Lamunan Aisyah buyar, handphone yang digenggamnya kembali bergetar,
De’, A' Aryo minta maaf kalau buat De’ Ai sedih. Tapi Aa’ sudah berusaha, dan paling cepat Aa’ pulang seminggu setelah lebaran. A’ Aryo janji nanti lansung menuju rumah adek begitu sampai Indonesia. Ayah ibu A Aryo sudah menyetujui
Aisyah bingung. Dia takut kalau dihari itu keluarga Imron sudah datang. Tapi dia yakin Allah tahu yang terbaik buat hamba-hambaNya.
Terserah A’ Aryo aja, tapi nanti jika keluarga pemuda itu  datang duluan, jangan salahkan Ai kalau tidak bisa berbuat apa-apa balas Ai
Yakinlah De’, Allah tahu yang terbaik untuk kita. Nanti jika pemuda itu datang duluan mungkin kita tidak berjodoh. Setidaknya kita sudah berusaha De’, apa hasil dari usaha kita itu rahasia Allah.
****
Hari yang ditentukan sudah tiba. Sejak beberapa hari terakhir ini Aryo tidak kirim pesan apapun. Hal itu semakin membuat Aisyah bimbang. Di dalam kamarnya dibulatkan tekadnya untuk menerima Imron. Mungkin benar, Aryo bukan  jodohnya. Aisyah mulai mencari kebaikan-kebaikan Imron untuk membangkitkan simpatinya.
Hari sudah menjelang sore, keluarga Aisyah mempersiapkan segala sesuatu untuk tamu yang akan datang. Tentunya saja untuk menyambut keluarga Imron.
“Gimana Ai, Aryo kamu datang tidak ?” tanya ibunya
“Mungkin tidak bu, sudah tiga hari ini A’ Aryo tidak pernah kirim pesan apa-apa” sahut Ai sambil cemberut memeluk guling
“Ya sudah, mungkin Aryo bukan jodoh kamu. Sudah kamu mandi sana, bantu-bantu ibu di dapur” kata ibunya sambil keluar dari kamar
“Bu....” panggil Aisyah
Ibunya membalikkan badan ”Ada apa sayang ?”

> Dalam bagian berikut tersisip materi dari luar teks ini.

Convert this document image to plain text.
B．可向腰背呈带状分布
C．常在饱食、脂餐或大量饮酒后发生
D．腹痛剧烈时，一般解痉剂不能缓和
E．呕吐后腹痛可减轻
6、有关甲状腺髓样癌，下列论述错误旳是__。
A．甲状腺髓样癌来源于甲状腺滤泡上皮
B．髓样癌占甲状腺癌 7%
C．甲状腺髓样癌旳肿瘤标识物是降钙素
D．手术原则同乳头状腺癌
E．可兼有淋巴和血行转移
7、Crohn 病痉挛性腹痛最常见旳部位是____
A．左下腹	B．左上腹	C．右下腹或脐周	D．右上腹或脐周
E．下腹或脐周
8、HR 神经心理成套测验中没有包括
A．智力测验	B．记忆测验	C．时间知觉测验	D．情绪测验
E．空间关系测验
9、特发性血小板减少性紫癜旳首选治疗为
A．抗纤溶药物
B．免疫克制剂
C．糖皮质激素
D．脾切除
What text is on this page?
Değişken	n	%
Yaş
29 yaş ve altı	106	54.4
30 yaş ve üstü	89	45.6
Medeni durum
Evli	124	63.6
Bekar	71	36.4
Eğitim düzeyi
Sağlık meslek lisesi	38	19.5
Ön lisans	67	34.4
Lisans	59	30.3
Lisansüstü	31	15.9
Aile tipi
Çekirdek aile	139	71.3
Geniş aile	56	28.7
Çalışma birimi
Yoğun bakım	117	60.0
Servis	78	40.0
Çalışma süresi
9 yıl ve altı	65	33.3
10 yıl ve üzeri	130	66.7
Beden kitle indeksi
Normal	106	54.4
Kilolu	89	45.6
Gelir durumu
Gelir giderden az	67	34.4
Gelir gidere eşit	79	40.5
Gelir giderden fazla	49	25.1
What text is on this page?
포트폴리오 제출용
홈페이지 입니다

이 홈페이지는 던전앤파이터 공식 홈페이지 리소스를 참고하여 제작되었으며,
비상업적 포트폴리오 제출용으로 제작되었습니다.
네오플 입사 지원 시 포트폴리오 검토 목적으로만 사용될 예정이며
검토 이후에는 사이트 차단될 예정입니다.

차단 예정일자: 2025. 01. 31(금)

“Jam berapa keluarga Imron kesini Bu ?”
“Abis Isya’, mungkin setengah delapan, ada yang ditanyain lagi ?”
Aisyah hanya menggeleng
“Ya sudah, Ibu ke dapur dulu ya ?”
Hari ini terasa cepat sekali  bagi Aisyah, Jam teddy bear yang ada di meja riasnya sudah menunjukkan pukul tujuh. Adzan Isya’ sudah berkumandang merdu dari setiap corong-corong masjid. Aisyah segera mengambil air wudhu, ditunaikan sholat isya’ dengan khusyu’.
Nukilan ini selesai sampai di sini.